If you’re a small business owner with a single location, you have complete control over your business. As you get bigger, however, it can be harder, if not impossible, to oversee every situation personally.
If you add a new location or even just expand your current one, you may have to trust others to run certain aspects of the business. There’s a clear trade-off here. The bigger you get, the less you can be on top of every aspect of your business.
That can make it hard to make the decision to grow. You have to balance a desire to make more money/own a larger company with the fact that you will lose some ability to be hands-on and control every facet of the company.
Opening a new location comes with a certain level of risk. Image source: Getty Images.
Do you have the people?
In many ways, the decision to grow comes down to whether you have — or can hire — the right people. Sometimes it makes sense to add a location, because then you have someone working under you who is ready to run his or her own operation.
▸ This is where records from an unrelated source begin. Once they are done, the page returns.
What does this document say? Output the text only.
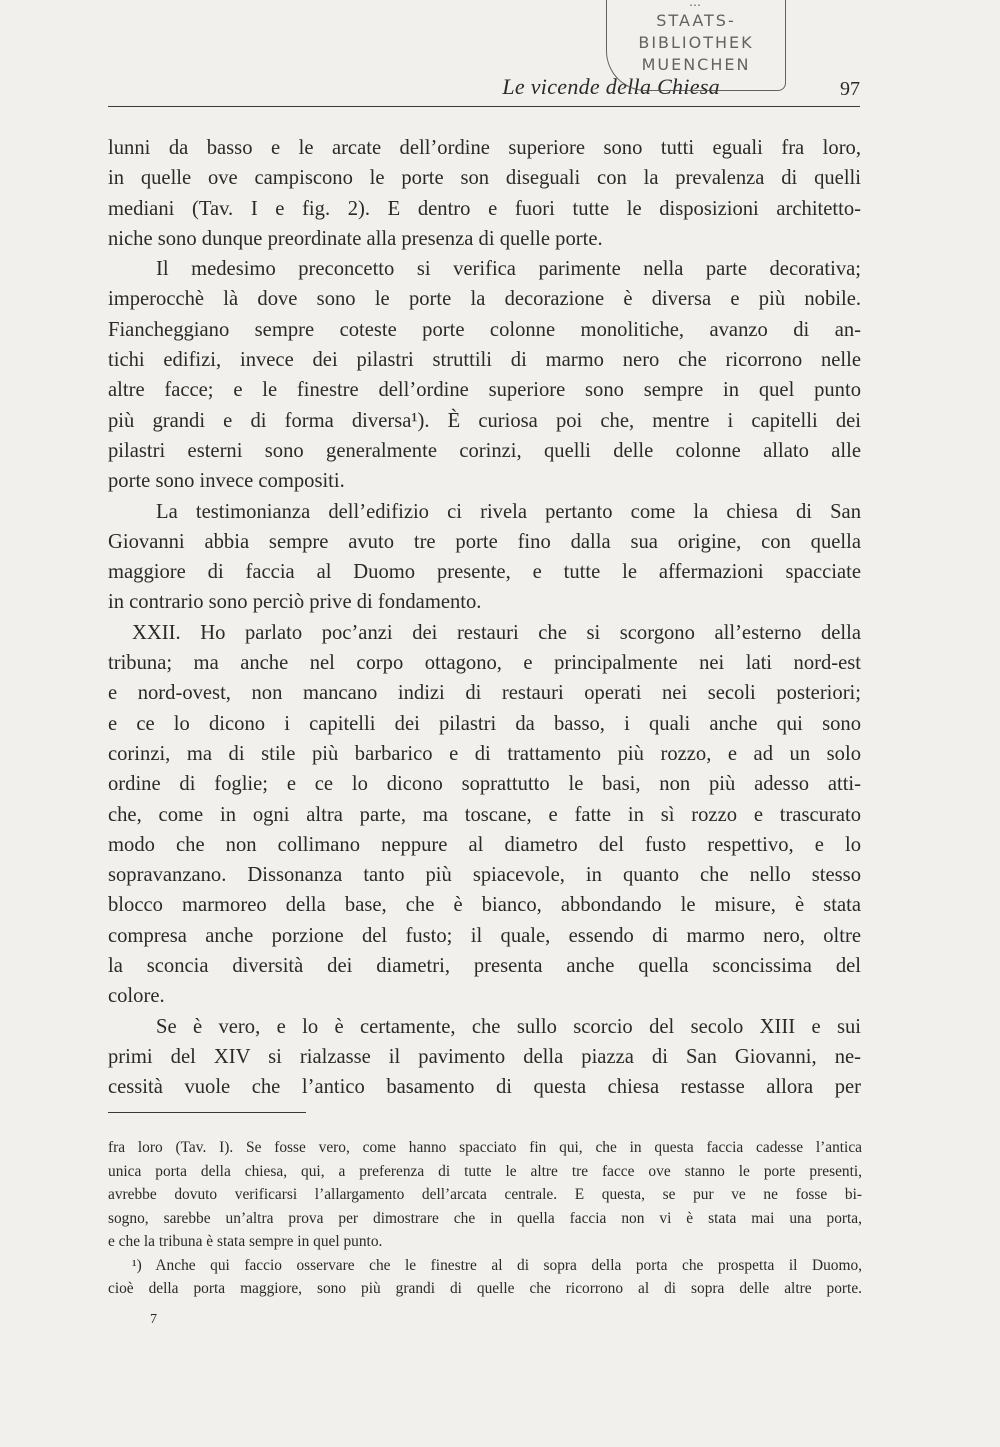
Le vicende della Chiesa	97
…
STAATS-
BIBLIOTHEK
MUENCHEN
lunni da basso e le arcate dell’ordine superiore sono tutti eguali fra loro,
in quelle ove campiscono le porte son diseguali con la prevalenza di quelli
mediani (Tav. I e fig. 2). E dentro e fuori tutte le disposizioni architetto-
niche sono dunque preordinate alla presenza di quelle porte.
Il medesimo preconcetto si verifica parimente nella parte decorativa;
imperocchè là dove sono le porte la decorazione è diversa e più nobile.
Fiancheggiano sempre coteste porte colonne monolitiche, avanzo di an-
tichi edifizi, invece dei pilastri struttili di marmo nero che ricorrono nelle
altre facce; e le finestre dell’ordine superiore sono sempre in quel punto
più grandi e di forma diversa¹). È curiosa poi che, mentre i capitelli dei
pilastri esterni sono generalmente corinzi, quelli delle colonne allato alle
porte sono invece compositi.
La testimonianza dell’edifizio ci rivela pertanto come la chiesa di San
Giovanni abbia sempre avuto tre porte fino dalla sua origine, con quella
maggiore di faccia al Duomo presente, e tutte le affermazioni spacciate
in contrario sono perciò prive di fondamento.
XXII. Ho parlato poc’anzi dei restauri che si scorgono all’esterno della
tribuna; ma anche nel corpo ottagono, e principalmente nei lati nord-est
e nord-ovest, non mancano indizi di restauri operati nei secoli posteriori;
e ce lo dicono i capitelli dei pilastri da basso, i quali anche qui sono
corinzi, ma di stile più barbarico e di trattamento più rozzo, e ad un solo
ordine di foglie; e ce lo dicono soprattutto le basi, non più adesso atti-
che, come in ogni altra parte, ma toscane, e fatte in sì rozzo e trascurato
modo che non collimano neppure al diametro del fusto respettivo, e lo
sopravanzano. Dissonanza tanto più spiacevole, in quanto che nello stesso
blocco marmoreo della base, che è bianco, abbondando le misure, è stata
compresa anche porzione del fusto; il quale, essendo di marmo nero, oltre
la sconcia diversità dei diametri, presenta anche quella sconcissima del
colore.
Se è vero, e lo è certamente, che sullo scorcio del secolo XIII e sui
primi del XIV si rialzasse il pavimento della piazza di San Giovanni, ne-
cessità vuole che l’antico basamento di questa chiesa restasse allora per
fra loro (Tav. I). Se fosse vero, come hanno spacciato fin qui, che in questa faccia cadesse l’antica
unica porta della chiesa, qui, a preferenza di tutte le altre tre facce ove stanno le porte presenti,
avrebbe dovuto verificarsi l’allargamento dell’arcata centrale. E questa, se pur ve ne fosse bi-
sogno, sarebbe un’altra prova per dimostrare che in quella faccia non vi è stata mai una porta,
e che la tribuna è stata sempre in quel punto.
¹) Anche qui faccio osservare che le finestre al di sopra della porta che prospetta il Duomo,
cioè della porta maggiore, sono più grandi di quelle che ricorrono al di sopra delle altre porte.
7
That, of course, presents a risk as well. If you expand based on one good employee, you give that worker a lot of leverage. You should consider incentivizing that person to tie their compensation to the success of your new endeavor — you’ll want him or her to have enough upside so they can’t be easily stolen away.
Is the opportunity there?
Sometimes a business works because it has a history in a certain location. A local pizza shop, for example, may be an ingrained part of one neighborhood but a totally unknown entity a few towns over.
If you’re considering expanding, it’s important to really examine the market and the potential opportunity. Can you duplicate what you already do in another location? What will it cost to establish yourself in a new market? Who are the established players, and how does the community feel about them?
In many ways, you want to think about being a good citizen. If you bring a second dry cleaner into a market that already has one, is there enough business the both of you? If there isn’t, your entering the market could mean that not only will you fail, you may ruin a successful business and leave the community without that needed service.
Can you handle it?
If you started your business and have run every aspect of it yourself, you need to really think about how expanding will impact you. Can you give up some control? Are you willing to work harder if you’re not willing to let someone else make key decisions?
It’s not always easy to put your fate into the hands of another person. If you’re going to do that, it’s important to set parameters and stick by them. Decide what level of decision requires your input and where your manager can make the call without you. You don’t want to pass up a major opportunity because you’re being unreasonable about control. On the other hand, expanding when you don’t have the right people can be a recipe for disaster.
Growing can mean making more money, but it can also mean added stress, and sometimes it can make a successful company fail. Before you make the call, truly evaluate the opportunity and only do it if you have all the pieces in place, along with a personal willingness to do what’s needed.